Matthew McConaghey won an Academy Award for Dallas Buyer’s Club and has been critically acclaimed for his performance in the HBO Series True Detective.
He also appeared in A Time to Kill, Magic Mike, and Wolf of Wall Street. His closing argument in A Time to Kill is one of the best movie court room scenes since To Kill A Mockingbird. It is linked here https://www.youtube.com/watch?v=oSs04tXVCg4.
What he is not known for his seminal role in the development of arbitration law addressing the enforcement of arbitration agreements by non-signatories that arose out of dispute over the distribution of Texas Chainsaw Massacre, the Next Generation.
This movie “starred” now famous actors Matthew McConaughey and Renee Zellweger. At the time the movie was made, McConaughey and Zellweger were relatively unknown actors.
McConaghey was a party in Grigson v.
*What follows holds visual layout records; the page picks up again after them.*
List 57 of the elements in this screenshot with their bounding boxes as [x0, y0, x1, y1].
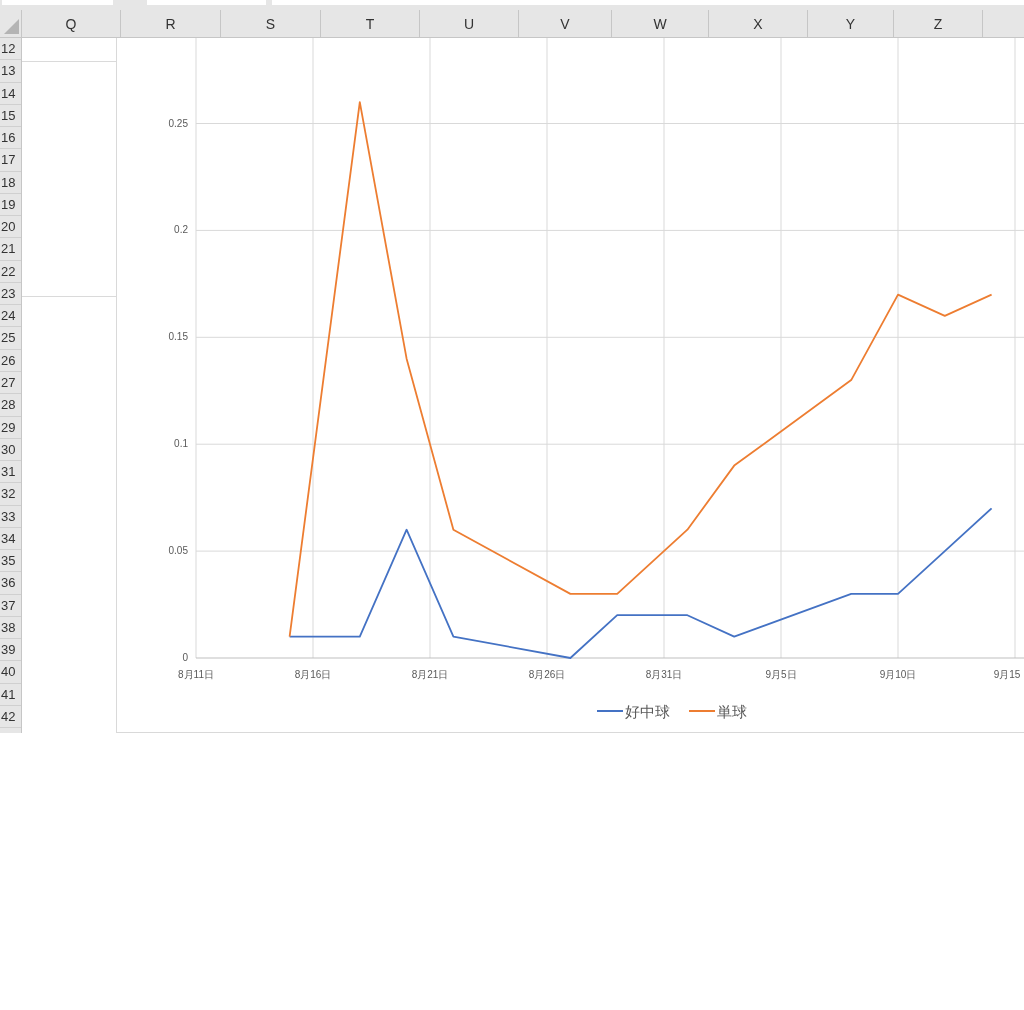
column-header[interactable]: S [221, 10, 321, 37]
column-header[interactable]: R [121, 10, 221, 37]
y-tick-label: 0.25 [168, 117, 188, 129]
y-tick-label: 0.15 [168, 331, 188, 343]
row-header[interactable]: 37 [0, 594, 21, 617]
row-header[interactable]: 35 [0, 550, 21, 573]
row-header[interactable]: 27 [0, 372, 21, 395]
row-header[interactable]: 29 [0, 416, 21, 439]
row-header[interactable]: 21 [0, 238, 21, 261]
row-header[interactable]: 17 [0, 149, 21, 172]
row-header[interactable]: 42 [0, 705, 21, 729]
column-header[interactable]: V [519, 10, 612, 37]
row-header[interactable]: 36 [0, 572, 21, 595]
row-header[interactable]: 28 [0, 394, 21, 417]
row-header[interactable]: 23 [0, 282, 21, 306]
row-header[interactable]: 19 [0, 193, 21, 217]
row-header[interactable]: 38 [0, 616, 21, 640]
row-header[interactable]: 31 [0, 461, 21, 484]
row-header[interactable]: 15 [0, 104, 21, 128]
row-header[interactable]: 22 [0, 260, 21, 283]
row-header[interactable]: 26 [0, 349, 21, 372]
row-header[interactable]: 30 [0, 438, 21, 462]
y-tick-label: 0.2 [174, 224, 188, 236]
x-tick-label: 8月16日 [294, 669, 332, 680]
column-header[interactable]: W [612, 10, 709, 37]
column-header[interactable]: X [709, 10, 808, 37]
row-header[interactable]: 41 [0, 683, 21, 706]
column-header[interactable]: Y [808, 10, 894, 37]
column-header[interactable]: Q [22, 10, 121, 37]
x-tick-label: 8月11日 [178, 669, 214, 680]
row-header[interactable]: 14 [0, 82, 21, 105]
row-header[interactable]: 20 [0, 216, 21, 239]
row-header[interactable]: 18 [0, 171, 21, 194]
row-header[interactable]: 16 [0, 127, 21, 150]
x-tick-label: 9月5日 [765, 669, 797, 680]
row-header[interactable]: 33 [0, 505, 21, 528]
x-tick-label: 8月21日 [411, 669, 449, 680]
column-header[interactable]: T [321, 10, 420, 37]
x-tick-label: 9月10日 [879, 669, 917, 680]
column-header[interactable]: U [420, 10, 519, 37]
y-tick-label: 0 [182, 652, 188, 663]
x-tick-label: 8月31日 [645, 669, 683, 680]
row-header[interactable]: 12 [0, 38, 21, 61]
row-header[interactable]: 32 [0, 483, 21, 506]
legend-label: 好中球 [625, 703, 670, 721]
row-header[interactable]: 13 [0, 60, 21, 83]
x-tick-label: 9月15 [993, 669, 1021, 680]
row-header[interactable]: 40 [0, 661, 21, 684]
row-header[interactable]: 24 [0, 305, 21, 328]
legend-label: 単球 [717, 703, 747, 721]
column-header[interactable]: Z [894, 10, 983, 37]
y-tick-label: 0.05 [168, 545, 188, 557]
row-header[interactable]: 39 [0, 639, 21, 662]
row-header[interactable]: 34 [0, 527, 21, 551]
x-tick-label: 8月26日 [528, 669, 566, 680]
y-tick-label: 0.1 [174, 438, 188, 450]
row-header[interactable]: 25 [0, 327, 21, 350]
Creative Artists Agency, 210 F.3d 524 (5th Cir. 2000). The case involved a dispute concerning distribution of a movie entitled “Return of the Texas Chainsaw Massacre.”
Grigson was trustee for the owners of the movie and he contracted with the producers of the movie and a distributor (Tri-Star) for distribution of the movie. Tri-Star held up distribution of the movie to take advantage of later success of Zellweger and McConaghey in other films. Tri-Star later only gave the movie limited distribution.
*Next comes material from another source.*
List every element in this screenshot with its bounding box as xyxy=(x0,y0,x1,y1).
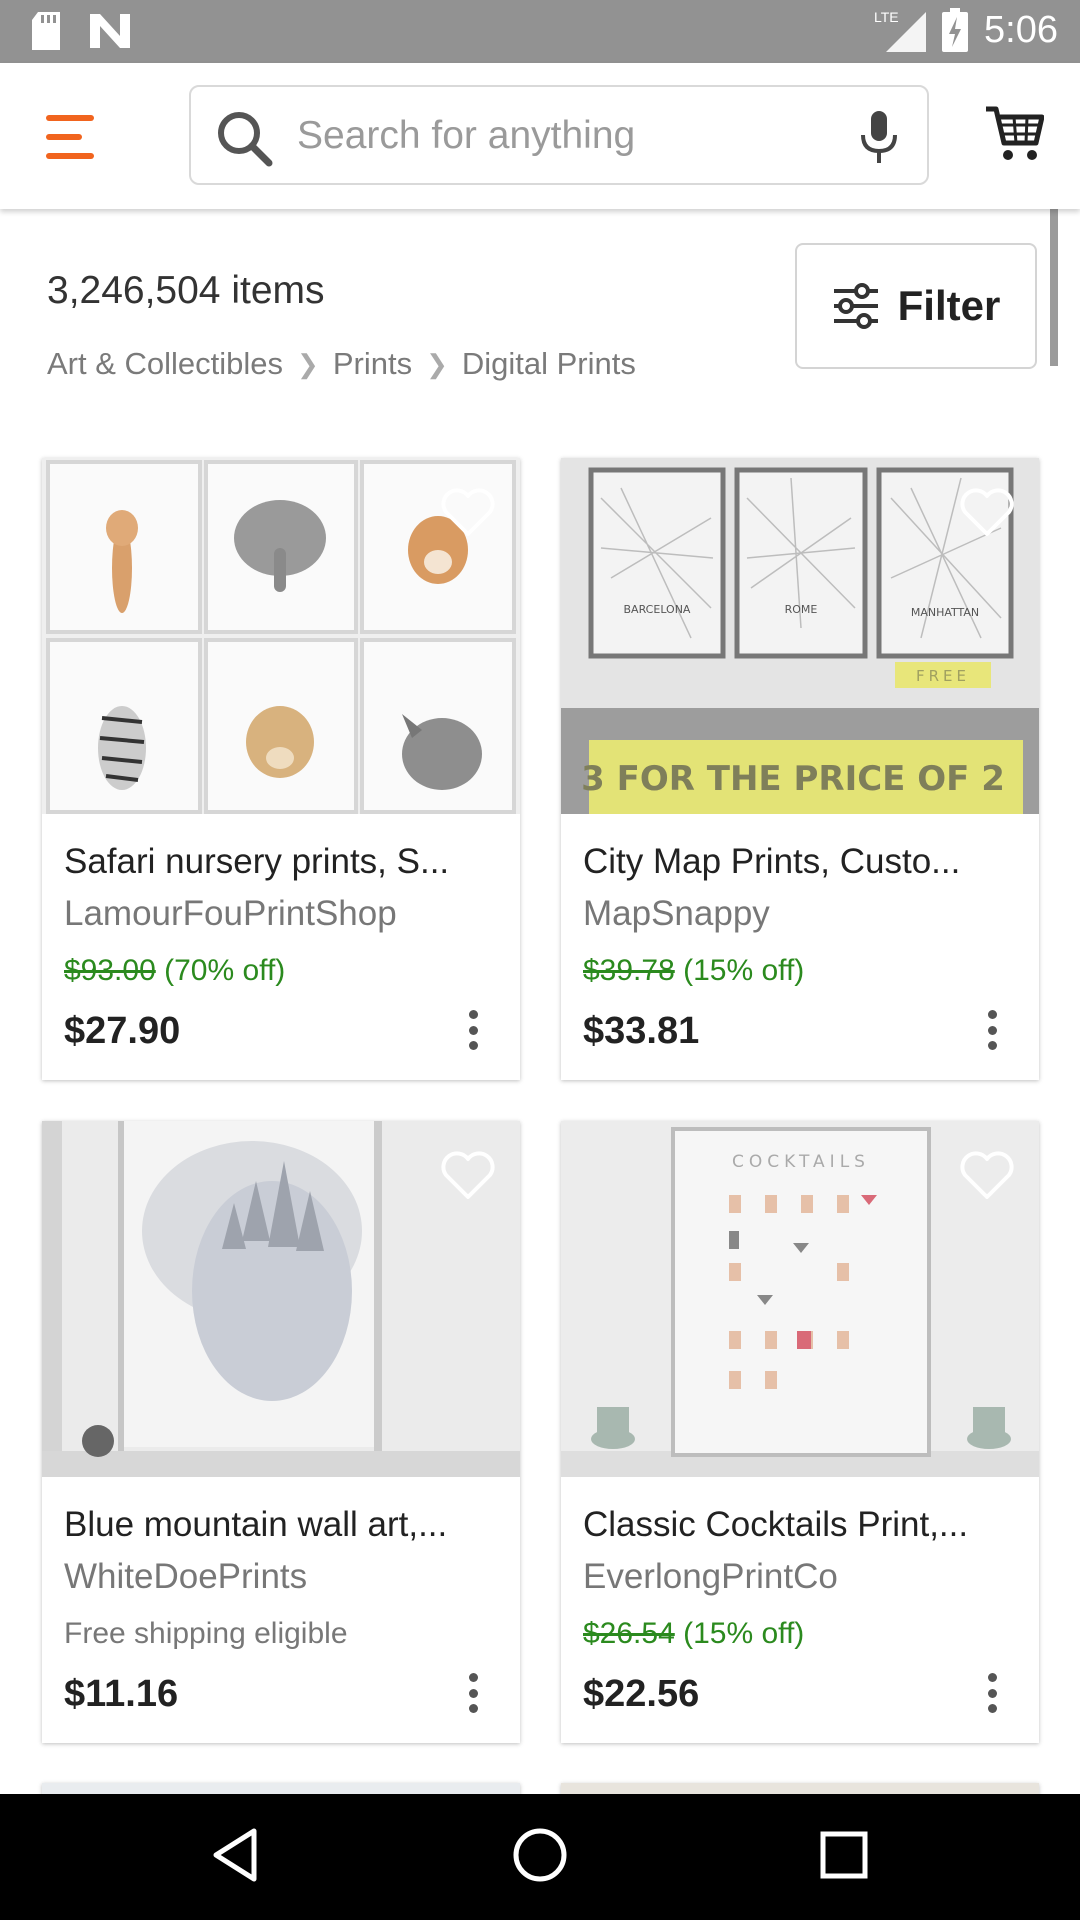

Grigson was aggrieved by this limited distribution and sued the producers and Tri-Star. However, as soon as Tri-Star sought to enforce an arbitration agreement (which contained a California forum selection clause), Grigson dismissed the lawsuit. After dismissal, Grigson and the producers sued McConaghey and his agent Creative Artists in Texas state court. The case was removed to federal court and Creative Artists and McConaghey sought to enforce the arbitration provisions in the distribution agreement. The federal district court enforced the arbitration provision. The court held that Grigson and the producers were estopped from asserting the non-signatory status of Creative Artists and McConaghey because the “claims are so intertwined with, and dependent upon, the distribution agreement, its arbitration clause should be given effect.” Grigson, 210 F. 3rd at 526.
Grigson is widely cited for this “closely intertwined” test that the Fifth Circuit adopted in Grigson. In adopting this test, Grigson followed an Eleventh Circuit case, MS Dealer Service v. Franklin, 177 F.3d 942, 947 (11th Cir. 1999). In Grigson, the 5th Circuit stated that “we agree with the intertwined claims formulated by the 11th Circuit. Each case, of course, turns on its facts.” The 5th Circuit went on to hold that “the lynch pin for equitable estoppel is equity – fairness. For the case at hand to not apply with intertwined claims to compel arbitration would fly in the face of fairness.” Grigson, 210 F.3d at 527 -528 (emphasis added). The lesson from Grigson is that whether a non-signatory can be bound by or enforce an arbitration agreement is a very fact intensive inquiry and will turn on the facts of a given case.